Grüne wollen Steuerhinterziehung besser bekämpfen

Berlin: (hib/HLE) Zur besseren Bekämpfung der organisierten Steuerhinterziehung durch Cum-Cum, Cum-Ex und Umsatzsteuerkarusselle fordert die Fraktion Bündnis 90/Die Grünen in einem Antrag (21/6656(Dokument, öffnet ein neues Fenster)) die Schaffung einer spezialisierten Analyse- und Ermittlungseinheit für international organisierte Steuerhinterziehung auf Bundesebene. Dadurch sollen komplexe internationale Tatbestände und Großverfahren effektiver bewältigt werden können.

Außerdem sollen Gesetzeslücken bei der Bekämpfung komplexer und internationaler Steuerhinterziehung geschlossen werden. So wird gefordert, die Mindeststrafe bei schwerer Steuerhinterziehung wieder auf ein Jahr Freiheitsstrafe anzuheben. Ein effektives nationales elektronisches Meldesystem für die Umsatzsteuer soll auf Grundlage der verpflichtenden-E-Rechnung für Unternehmen eingeführt werden, damit Transaktionsverläufe in Echtzeit geprüft und die heutigen Umsatzsteuermeldungen ersetzt werden können.

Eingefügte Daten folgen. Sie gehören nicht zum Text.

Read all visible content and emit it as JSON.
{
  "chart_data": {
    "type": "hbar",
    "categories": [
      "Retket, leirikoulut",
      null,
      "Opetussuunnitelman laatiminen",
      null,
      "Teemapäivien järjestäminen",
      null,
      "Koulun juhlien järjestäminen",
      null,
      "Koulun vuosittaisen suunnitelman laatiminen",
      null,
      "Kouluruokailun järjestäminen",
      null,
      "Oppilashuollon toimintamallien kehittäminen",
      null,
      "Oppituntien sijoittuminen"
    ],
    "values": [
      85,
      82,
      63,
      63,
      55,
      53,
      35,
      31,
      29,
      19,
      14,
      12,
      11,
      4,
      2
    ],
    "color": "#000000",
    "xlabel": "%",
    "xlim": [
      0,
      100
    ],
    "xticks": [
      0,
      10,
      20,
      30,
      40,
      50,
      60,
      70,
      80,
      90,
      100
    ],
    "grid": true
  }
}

So könnten gleichzeitig Bürokratie abgebaut und Umsatzsteuerbetrug bekämpft werden.

Unter Berufung auf Schätzungen schreibt die Fraktion, dass dem Staat rund 100 Milliarden Euro durch Steuerhinterziehung entgehen würden. Allein durch Cum-Cum-Geschäfte belaufe sich der Schaden in Deutschland auf 28,5 Milliarden Euro. Hinzu kämen 7,2 Milliarden Euro aus Cum-Ex-Geschäften, von denen bis heute erst ein minimaler Anteil zurückgefordert worden sei. Zusätzlich würden jedes Jahr schätzungsweise 31,3 Milliarden Euro an Umsatzsteuer verloren gehen.